Operating a limited deployment
- Organisations continuing to operate a limited Microsoft Windows Vista and/or Microsoft Office 2007 deployment beyond the end of extended support dates to support legacy business applications should consider implementing the following mitigation strategies:
- Isolate Microsoft Windows Vista workstations from other workstations and non-essential network services. This can reduce the risk of an adversary using a compromised workstation to propagate throughout a network and access other network resources.
- Virtualise access to Microsoft Windows Vista operating environments and required applications from within a vendor-supported operating system. Using virtualised environments can hamper an adversary's ability to extend their reach beyond the virtualised environment and propagate to other network resources.
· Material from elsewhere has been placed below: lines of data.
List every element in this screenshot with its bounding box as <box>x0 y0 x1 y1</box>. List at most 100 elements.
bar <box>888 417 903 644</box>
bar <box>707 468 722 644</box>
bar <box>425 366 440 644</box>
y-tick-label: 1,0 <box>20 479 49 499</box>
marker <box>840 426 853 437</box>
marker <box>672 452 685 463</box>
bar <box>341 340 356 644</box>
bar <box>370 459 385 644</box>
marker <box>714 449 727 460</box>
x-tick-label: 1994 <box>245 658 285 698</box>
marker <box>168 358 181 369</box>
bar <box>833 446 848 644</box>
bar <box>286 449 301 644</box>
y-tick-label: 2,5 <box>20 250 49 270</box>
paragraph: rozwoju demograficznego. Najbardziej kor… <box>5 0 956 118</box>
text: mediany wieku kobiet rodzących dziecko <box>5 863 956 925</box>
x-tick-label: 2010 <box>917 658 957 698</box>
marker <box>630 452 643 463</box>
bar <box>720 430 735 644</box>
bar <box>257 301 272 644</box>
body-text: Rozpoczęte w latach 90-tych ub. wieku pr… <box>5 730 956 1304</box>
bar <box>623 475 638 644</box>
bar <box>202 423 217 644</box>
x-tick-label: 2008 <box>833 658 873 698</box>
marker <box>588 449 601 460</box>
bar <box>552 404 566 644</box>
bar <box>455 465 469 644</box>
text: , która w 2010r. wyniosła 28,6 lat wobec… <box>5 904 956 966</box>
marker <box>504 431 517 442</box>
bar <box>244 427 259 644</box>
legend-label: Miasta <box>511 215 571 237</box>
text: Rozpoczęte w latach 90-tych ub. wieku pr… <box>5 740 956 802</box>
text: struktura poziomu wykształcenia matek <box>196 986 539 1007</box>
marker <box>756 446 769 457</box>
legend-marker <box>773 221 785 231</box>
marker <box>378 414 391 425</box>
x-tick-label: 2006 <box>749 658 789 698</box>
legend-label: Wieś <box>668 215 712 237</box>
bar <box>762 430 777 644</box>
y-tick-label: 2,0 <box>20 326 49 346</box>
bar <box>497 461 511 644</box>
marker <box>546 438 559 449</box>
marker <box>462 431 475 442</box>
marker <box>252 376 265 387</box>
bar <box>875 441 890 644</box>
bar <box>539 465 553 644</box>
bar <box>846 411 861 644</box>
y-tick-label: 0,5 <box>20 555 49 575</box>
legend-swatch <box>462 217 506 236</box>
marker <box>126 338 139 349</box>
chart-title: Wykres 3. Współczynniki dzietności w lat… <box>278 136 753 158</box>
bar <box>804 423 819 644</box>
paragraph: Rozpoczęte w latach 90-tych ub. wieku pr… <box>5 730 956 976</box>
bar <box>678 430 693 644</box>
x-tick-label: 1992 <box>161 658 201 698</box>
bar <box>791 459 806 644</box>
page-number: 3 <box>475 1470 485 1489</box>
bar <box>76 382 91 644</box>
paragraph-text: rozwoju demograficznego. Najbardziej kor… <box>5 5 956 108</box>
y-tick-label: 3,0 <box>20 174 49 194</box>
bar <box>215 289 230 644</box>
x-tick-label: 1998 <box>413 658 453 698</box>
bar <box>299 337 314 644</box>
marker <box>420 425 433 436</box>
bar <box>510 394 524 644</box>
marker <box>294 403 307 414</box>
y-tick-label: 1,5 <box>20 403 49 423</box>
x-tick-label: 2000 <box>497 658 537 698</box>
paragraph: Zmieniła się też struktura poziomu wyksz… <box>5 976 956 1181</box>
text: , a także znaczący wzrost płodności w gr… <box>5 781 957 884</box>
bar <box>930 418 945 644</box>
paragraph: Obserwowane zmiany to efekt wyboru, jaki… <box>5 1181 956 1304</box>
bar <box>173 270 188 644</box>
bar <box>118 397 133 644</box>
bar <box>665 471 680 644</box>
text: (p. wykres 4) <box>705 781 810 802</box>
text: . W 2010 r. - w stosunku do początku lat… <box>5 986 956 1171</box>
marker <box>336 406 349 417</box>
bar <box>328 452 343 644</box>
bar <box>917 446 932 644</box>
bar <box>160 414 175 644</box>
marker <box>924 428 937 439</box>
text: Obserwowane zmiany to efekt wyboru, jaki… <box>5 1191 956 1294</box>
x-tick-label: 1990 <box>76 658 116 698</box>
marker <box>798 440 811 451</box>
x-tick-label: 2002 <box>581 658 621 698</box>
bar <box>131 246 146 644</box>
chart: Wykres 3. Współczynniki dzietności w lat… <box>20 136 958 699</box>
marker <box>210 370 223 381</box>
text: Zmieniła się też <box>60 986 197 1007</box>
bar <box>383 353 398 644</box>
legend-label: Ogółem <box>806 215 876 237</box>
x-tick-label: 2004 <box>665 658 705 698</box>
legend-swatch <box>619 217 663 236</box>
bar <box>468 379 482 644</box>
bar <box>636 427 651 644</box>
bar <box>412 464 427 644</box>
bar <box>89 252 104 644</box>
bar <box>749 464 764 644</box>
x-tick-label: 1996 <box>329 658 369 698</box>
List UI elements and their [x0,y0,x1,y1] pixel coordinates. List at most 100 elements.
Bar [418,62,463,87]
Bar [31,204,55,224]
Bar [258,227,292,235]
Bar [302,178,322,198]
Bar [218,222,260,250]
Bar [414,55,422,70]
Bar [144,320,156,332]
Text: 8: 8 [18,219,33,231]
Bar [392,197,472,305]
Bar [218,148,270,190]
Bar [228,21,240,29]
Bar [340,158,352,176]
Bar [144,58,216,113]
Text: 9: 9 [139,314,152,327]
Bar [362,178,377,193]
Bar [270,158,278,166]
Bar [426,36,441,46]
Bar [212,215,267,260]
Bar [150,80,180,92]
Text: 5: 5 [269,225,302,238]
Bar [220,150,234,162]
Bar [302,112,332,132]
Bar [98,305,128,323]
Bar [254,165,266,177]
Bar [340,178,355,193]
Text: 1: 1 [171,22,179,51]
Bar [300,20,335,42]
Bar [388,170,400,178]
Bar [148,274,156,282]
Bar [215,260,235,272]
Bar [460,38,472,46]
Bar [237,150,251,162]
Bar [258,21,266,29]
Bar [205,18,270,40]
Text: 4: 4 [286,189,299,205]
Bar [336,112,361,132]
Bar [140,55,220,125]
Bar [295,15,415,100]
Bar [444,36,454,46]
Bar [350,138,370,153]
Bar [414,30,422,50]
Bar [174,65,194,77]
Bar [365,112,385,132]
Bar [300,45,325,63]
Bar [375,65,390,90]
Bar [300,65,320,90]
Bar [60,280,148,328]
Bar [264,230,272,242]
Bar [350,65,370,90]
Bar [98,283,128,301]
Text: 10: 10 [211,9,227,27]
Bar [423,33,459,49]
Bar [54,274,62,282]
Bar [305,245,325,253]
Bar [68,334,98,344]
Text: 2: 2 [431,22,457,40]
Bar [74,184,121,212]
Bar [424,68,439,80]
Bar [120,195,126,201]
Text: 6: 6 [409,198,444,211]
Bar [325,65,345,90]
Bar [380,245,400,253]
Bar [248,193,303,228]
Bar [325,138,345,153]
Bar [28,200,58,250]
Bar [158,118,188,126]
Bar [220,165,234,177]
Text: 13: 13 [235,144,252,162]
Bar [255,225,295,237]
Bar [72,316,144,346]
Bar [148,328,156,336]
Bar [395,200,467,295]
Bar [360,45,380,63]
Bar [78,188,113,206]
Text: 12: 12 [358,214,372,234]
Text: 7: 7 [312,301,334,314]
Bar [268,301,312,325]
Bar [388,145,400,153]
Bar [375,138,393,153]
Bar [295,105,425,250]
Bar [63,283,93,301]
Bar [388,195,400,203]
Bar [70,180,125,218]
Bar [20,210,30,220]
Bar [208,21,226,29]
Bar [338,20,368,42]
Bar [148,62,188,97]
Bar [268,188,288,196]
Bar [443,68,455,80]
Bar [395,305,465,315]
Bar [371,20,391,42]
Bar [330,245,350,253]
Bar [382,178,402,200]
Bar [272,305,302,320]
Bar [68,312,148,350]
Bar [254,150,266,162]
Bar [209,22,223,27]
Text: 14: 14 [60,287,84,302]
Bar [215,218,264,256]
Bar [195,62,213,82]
- Prevent Microsoft Windows Vista workstations from directly accessing and being directly accessible from the Internet. As legacy business applications are likely to operate in a local stand-alone mode, or only require access over an organisation's intranet, restricting access from such workstations to and from the Internet can reduce the risk of workstations being directly compromised by an adversary or having data exfiltrated by an adversary should any workstation become compromised.
- Independent of how Microsoft Windows Vista and Microsoft Office 2007 are operated by organisations, organisations should implement a robust centralised logging and auditing framework to capture and analyse both computer and network-based events. An appropriate auditing framework within an organisation can assist in identifying individual workstations that may have been compromised as well as helping to tailor incident response measures to remove infected workstations from an organisation's network.
- This document complements the advice listed in ASD's Strategies to Mitigate Targeted Cyber Intrusions.
- Further information on patching applications and operating systems can be found in ASD’s Assessing Security Vulnerabilities and Patches.